DOSSIER : S’entraîner avec un capteur de puissance

Par Nicolas Boisson – responsable projet sportif à la U19 Racing Team – nicolas.boisson@u19racingteam.fr

Comme vous le savez, SRAM, un de nos fidèles partenaires a équipé quelques coureurs de la U19 en capteur de puissance QUARQ.

Présent dans le monde professionnel du World Tour avec plus de 90% des coureurs, cet outil aux nombreuses données est dorénavant utilisé avec nos jeunes.

Dans un premier temps, les objectifs au sein de la U19 de cet outil sont pour l’athlète de se familiariser avec la puissance, et pour l’entraineur, de suivre les entrainements de son athlète malgré la distance tout en suivant l’évolution du potentiel physique de son athlète sur le long terme.

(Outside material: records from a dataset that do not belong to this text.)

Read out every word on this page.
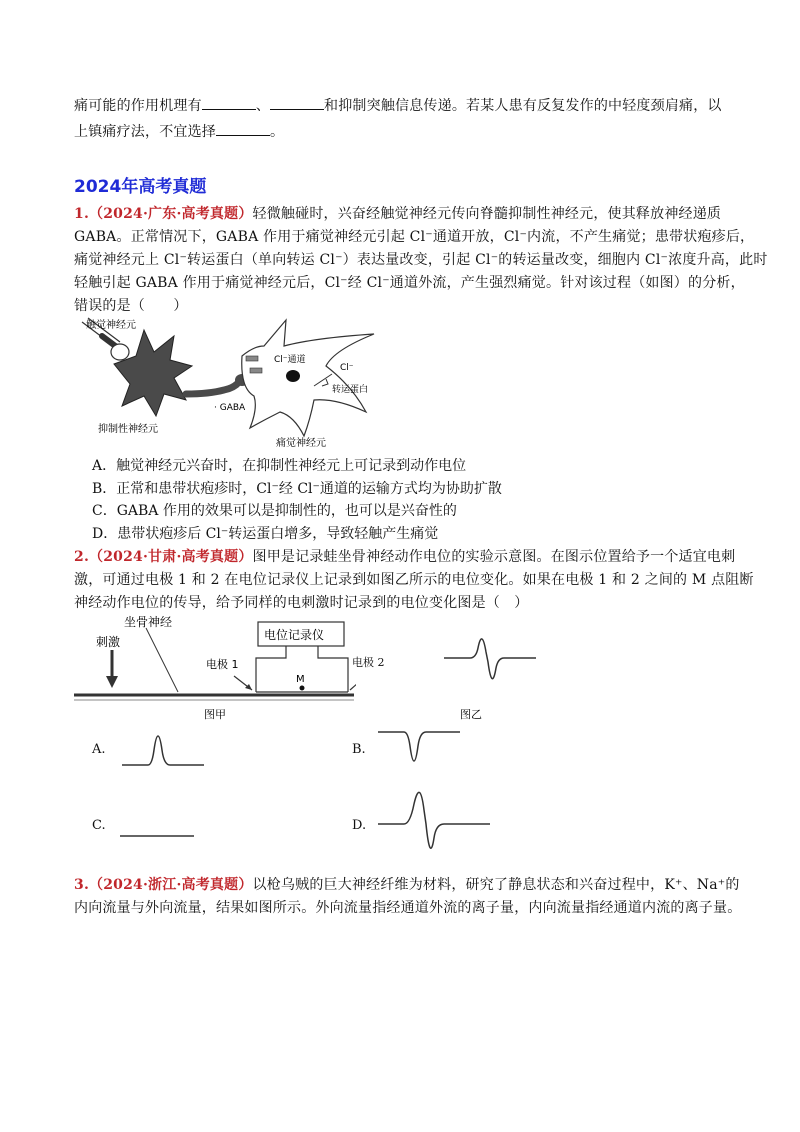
痛可能的作用机理有	、	和抑制突触信息传递。若某人患有反复发作的中轻度颈肩痛，以
上镇痛疗法，不宜选择	。
2024年高考真题
1.（2024·广东·高考真题）轻微触碰时，兴奋经触觉神经元传向脊髓抑制性神经元，使其释放神经递质
GABA。正常情况下，GABA 作用于痛觉神经元引起 Cl⁻通道开放，Cl⁻内流，不产生痛觉；患带状疱疹后，
痛觉神经元上 Cl⁻转运蛋白（单向转运 Cl⁻）表达量改变，引起 Cl⁻的转运量改变，细胞内 Cl⁻浓度升高，此时
轻触引起 GABA 作用于痛觉神经元后，Cl⁻经 Cl⁻通道外流，产生强烈痛觉。针对该过程（如图）的分析，
错误的是（　　）
触觉神经元
Cl⁻通道
Cl⁻
转运蛋白
· GABA
抑制性神经元
痛觉神经元
A．触觉神经元兴奋时，在抑制性神经元上可记录到动作电位
B．正常和患带状疱疹时，Cl⁻经 Cl⁻通道的运输方式均为协助扩散
C．GABA 作用的效果可以是抑制性的，也可以是兴奋性的
D．患带状疱疹后 Cl⁻转运蛋白增多，导致轻触产生痛觉
2.（2024·甘肃·高考真题）图甲是记录蛙坐骨神经动作电位的实验示意图。在图示位置给予一个适宜电刺
激，可通过电极 1 和 2 在电位记录仪上记录到如图乙所示的电位变化。如果在电极 1 和 2 之间的 M 点阻断
神经动作电位的传导，给予同样的电刺激时记录到的电位变化图是（　）
坐骨神经
刺激	电位记录仪
电极 1
M
图甲
电极 2
图乙
A.	B.
C.	D.
3.（2024·浙江·高考真题）以枪乌贼的巨大神经纤维为材料，研究了静息状态和兴奋过程中，K⁺、Na⁺的
内向流量与外向流量，结果如图所示。外向流量指经通道外流的离子量，内向流量指经通道内流的离子量。
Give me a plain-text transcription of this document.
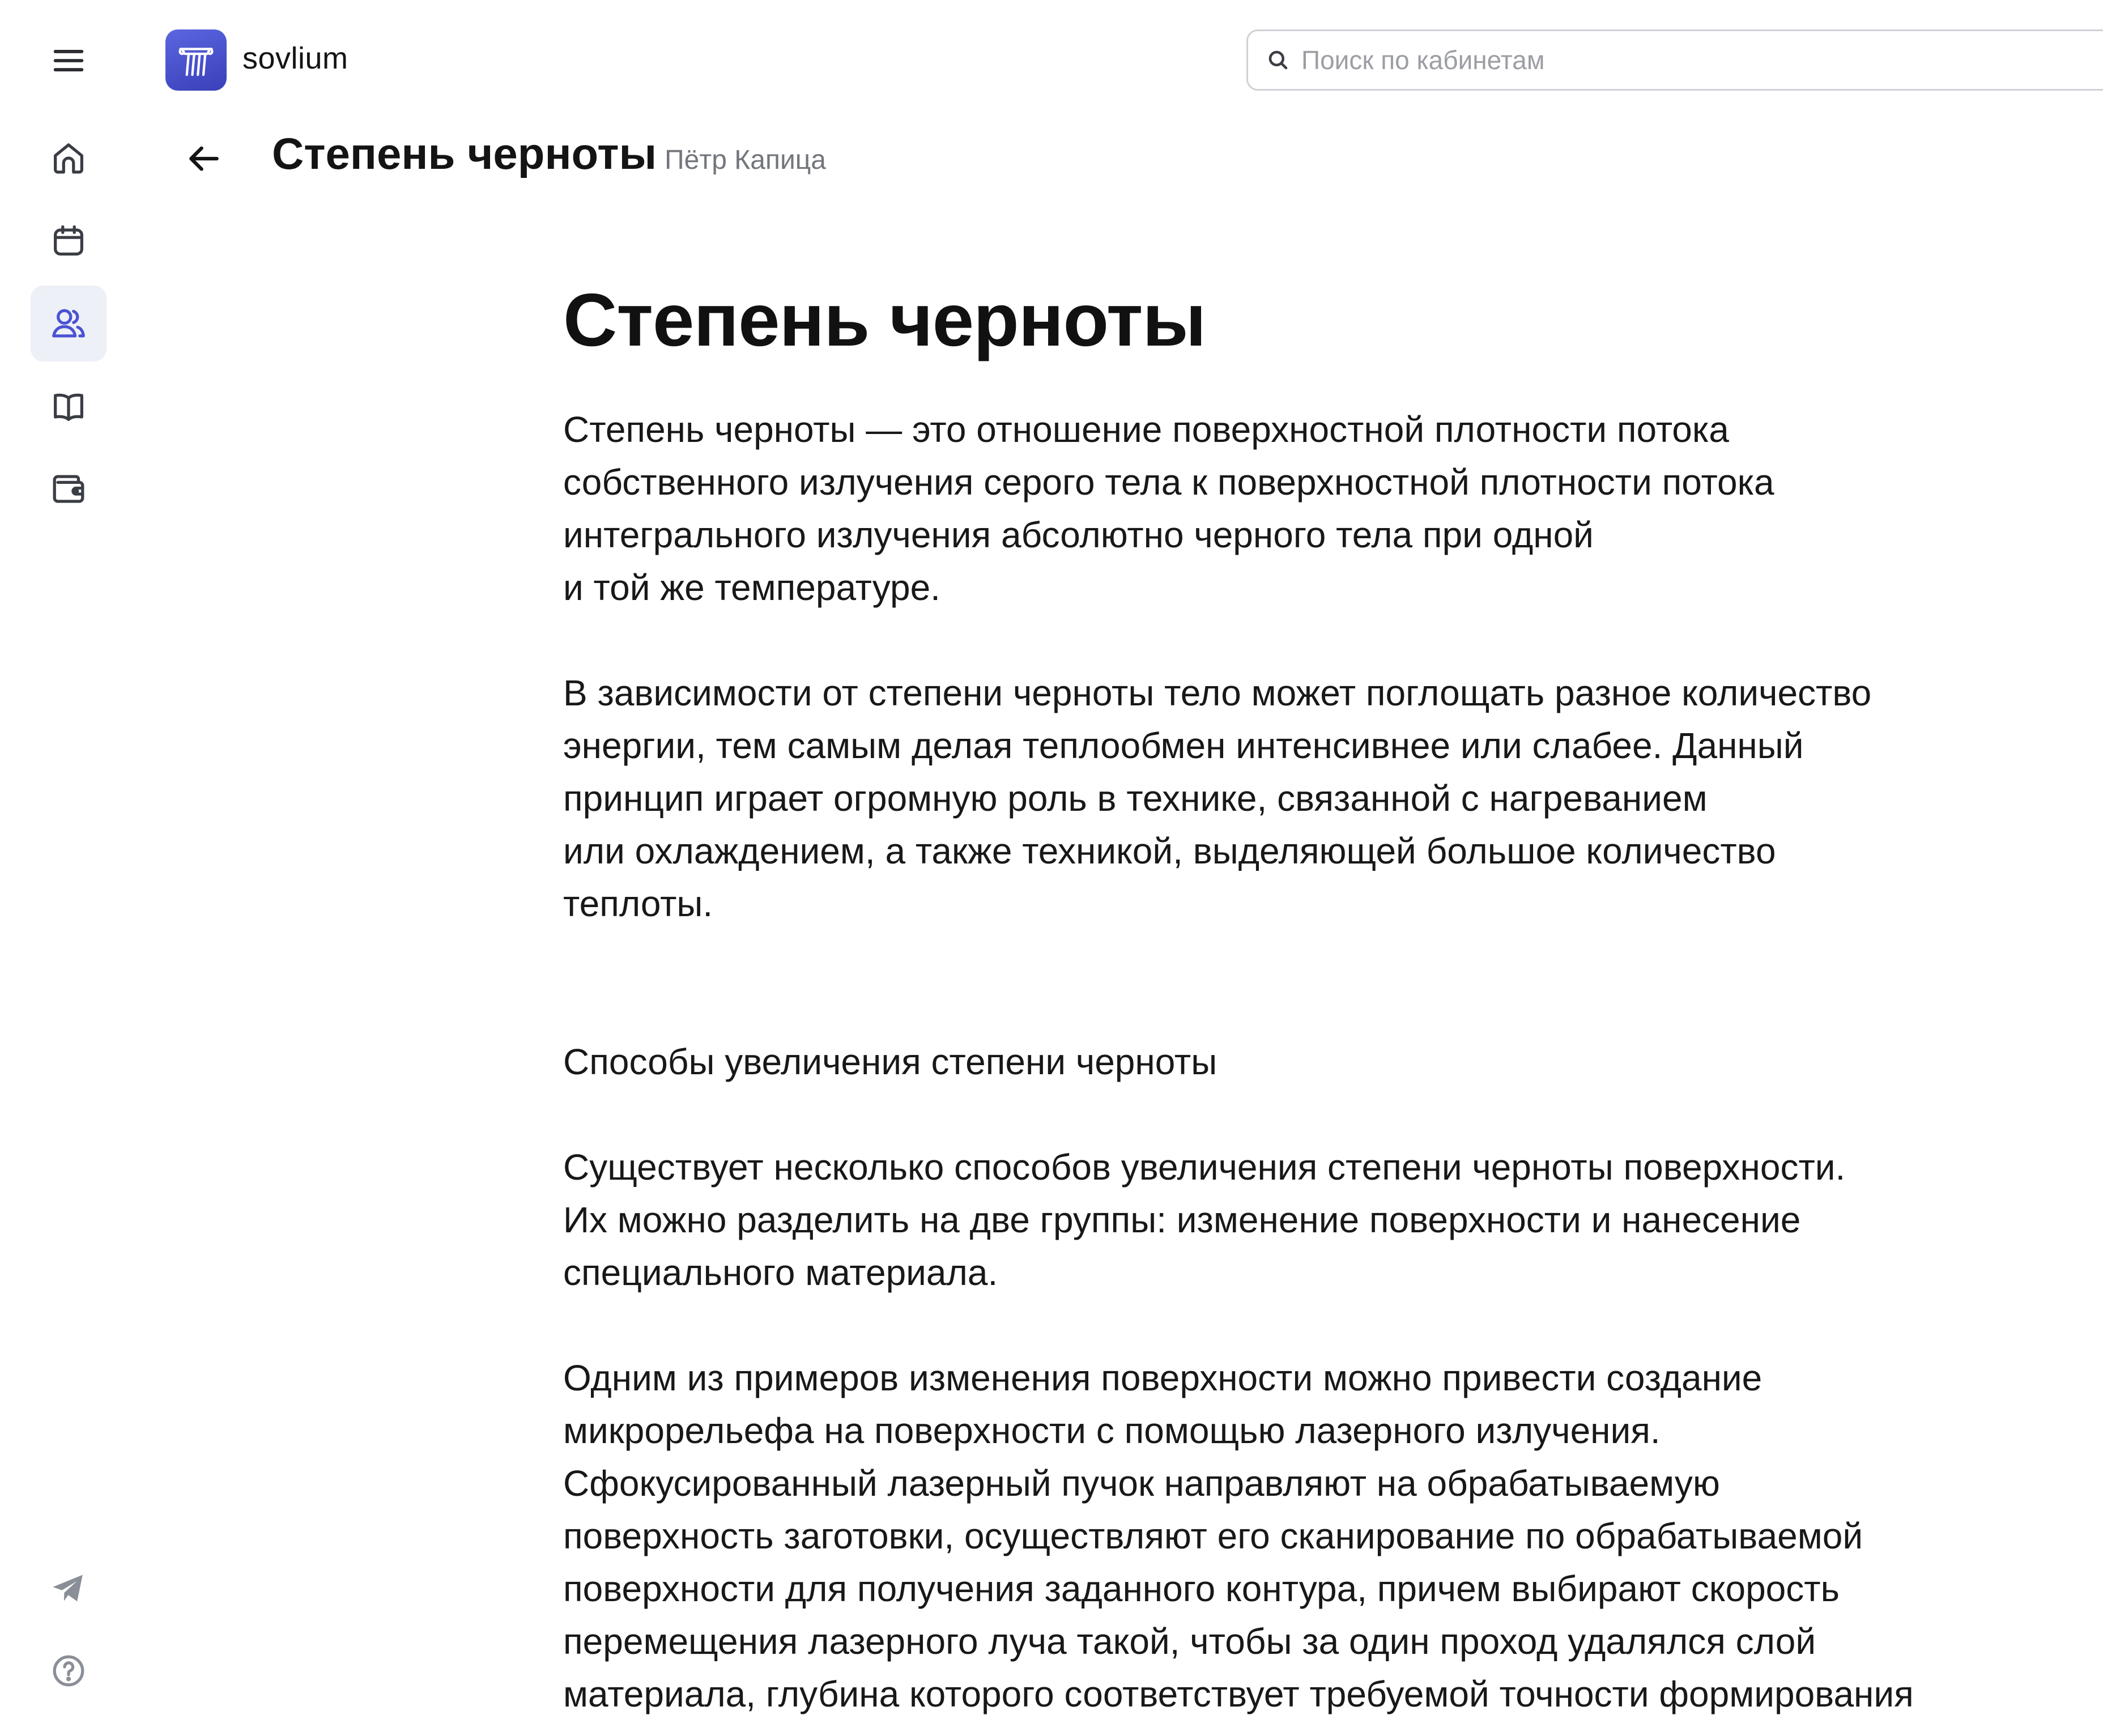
sovlium
Поиск по кабинетам
Степень черноты Пётр Капица
Степень черноты

Степень черноты — это отношение поверхностной плотности потока
собственного излучения серого тела к поверхностной плотности потока
интегрального излучения абсолютно черного тела при одной
и той же температуре.

В зависимости от степени черноты тело может поглощать разное количество
энергии, тем самым делая теплообмен интенсивнее или слабее. Данный
принцип играет огромную роль в технике, связанной с нагреванием
или охлаждением, а также техникой, выделяющей большое количество
теплоты.

Способы увеличения степени черноты

Существует несколько способов увеличения степени черноты поверхности.
Их можно разделить на две группы: изменение поверхности и нанесение
специального материала.

Одним из примеров изменения поверхности можно привести создание
микрорельефа на поверхности с помощью лазерного излучения.
Сфокусированный лазерный пучок направляют на обрабатываемую
поверхность заготовки, осуществляют его сканирование по обрабатываемой
поверхности для получения заданного контура, причем выбирают скорость
перемещения лазерного луча такой, чтобы за один проход удалялся слой
материала, глубина которого соответствует требуемой точности формирования
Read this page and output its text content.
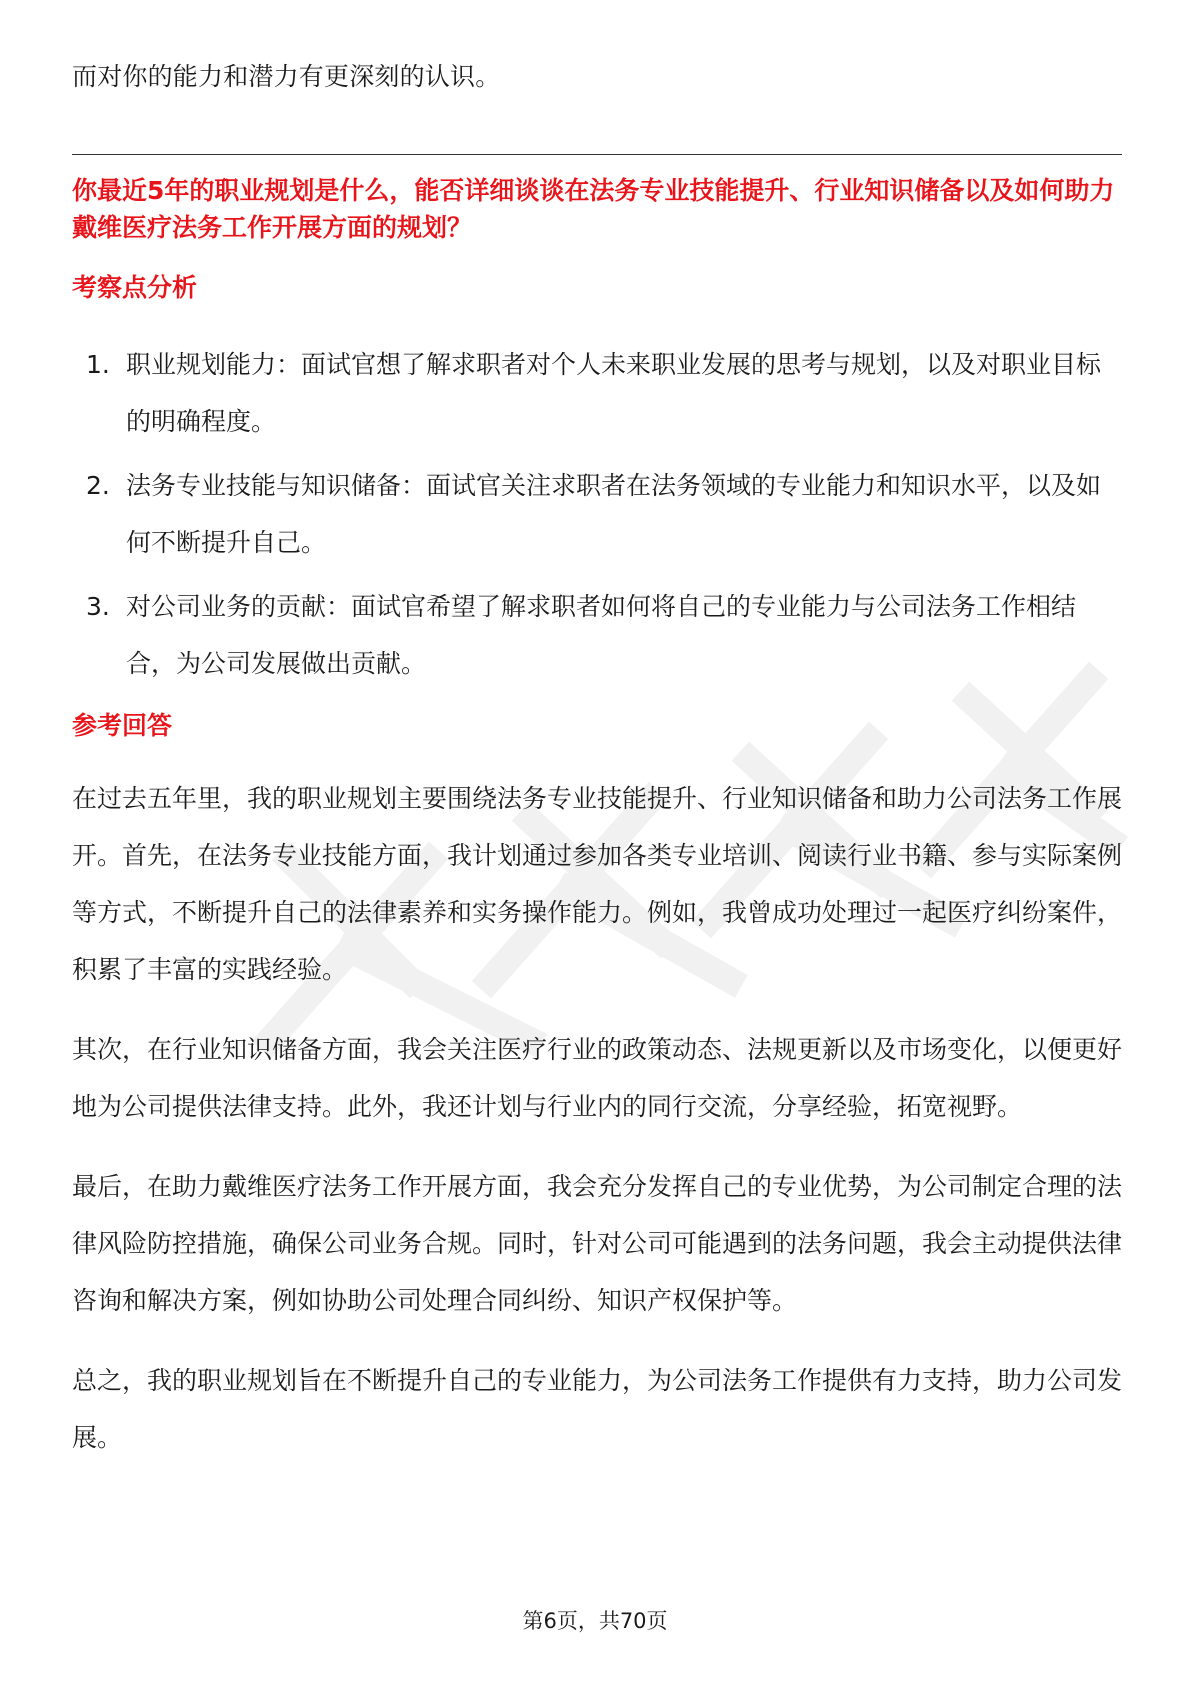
而对你的能力和潜力有更深刻的认识。

你最近5年的职业规划是什么，能否详细谈谈在法务专业技能提升、行业知识储备以及如何助力戴维医疗法务工作开展方面的规划？

考察点分析

1. 职业规划能力：面试官想了解求职者对个人未来职业发展的思考与规划，以及对职业目标的明确程度。

2. 法务专业技能与知识储备：面试官关注求职者在法务领域的专业能力和知识水平，以及如何不断提升自己。

3. 对公司业务的贡献：面试官希望了解求职者如何将自己的专业能力与公司法务工作相结合，为公司发展做出贡献。

参考回答

在过去五年里，我的职业规划主要围绕法务专业技能提升、行业知识储备和助力公司法务工作展开。首先，在法务专业技能方面，我计划通过参加各类专业培训、阅读行业书籍、参与实际案例等方式，不断提升自己的法律素养和实务操作能力。例如，我曾成功处理过一起医疗纠纷案件，积累了丰富的实践经验。

其次，在行业知识储备方面，我会关注医疗行业的政策动态、法规更新以及市场变化，以便更好地为公司提供法律支持。此外，我还计划与行业内的同行交流，分享经验，拓宽视野。

最后，在助力戴维医疗法务工作开展方面，我会充分发挥自己的专业优势，为公司制定合理的法律风险防控措施，确保公司业务合规。同时，针对公司可能遇到的法务问题，我会主动提供法律咨询和解决方案，例如协助公司处理合同纠纷、知识产权保护等。

总之，我的职业规划旨在不断提升自己的专业能力，为公司法务工作提供有力支持，助力公司发展。

第6页，共70页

Après que les coureurs aient eux-mêmes monté leurs vélos BTWIN Facet à l’occasion du stage de Noel, nos 4 coureurs équipés du QUARQ (Valentin Madouas, Jules Roueil, Damien Touzé et Pierre Idjouadiene) ont effectué les premiers tours de pédales en y relevant de précieuse informations !

Quelques exemples de données extraites à partir du QUARQ + GARMIN 500.

A partir d’un logiciel pour la lecture des fichiers de puissance, il est possible d’analyser en intégralité la sortie de l’athlète, comme sur le graphique ci-dessous. On y retrouve ainsi de multiples données comme le temps, vitesse, distance, fréquence cardiaque, cadence, température, dénivelé… mais surtout des données de puissance qui exprime l’intensité de l’effort. Avec ce logiciel, de nombreuses statistiques sont calculé automatiquement comme les records de puissance sur des durées allant de 1 secondes à 5heures ou plus.

Sortie de 4 heures effectuée par Damien Touzé.

Ce qui est vraiment intéressant sur le long terme, c’est de suivre l’évolution du potentiel de l’athlète. En envoyant chaque sortie après l’entrainement à son entraineur, ce dernier peut voir ce qu’a réellement fait son coureur – sans avoir été présent avec ce dernier. De plus, au fur et à mesure des semaines, des mois ou des années, l’entraineur  peut savoir l’état de forme actuel de son athlète, là ou le résultat en compétition n’est pas toujours significatif (car influencé par de nombreux facteurs).

Comparaison des pics de puissance entre le record personnel et la sortie effectuée.
Ici, le coureur a battu son record sur 5mn.

Aujourd’hui, l’utilisation de la fréquence cardiaque est controversée quant à son utilisation. En effet, cette dernière va être influencée par l’état de fatigue du coureur, la température, l’altitude, l’hydratation… ou difficilement exploitable sur un effort court et violent. Sur un sprint par exemple, la fréquence cardiaque n’a pas le temps de monter et d’atteindre des valeurs élevées alors que l’effort est à son maximum.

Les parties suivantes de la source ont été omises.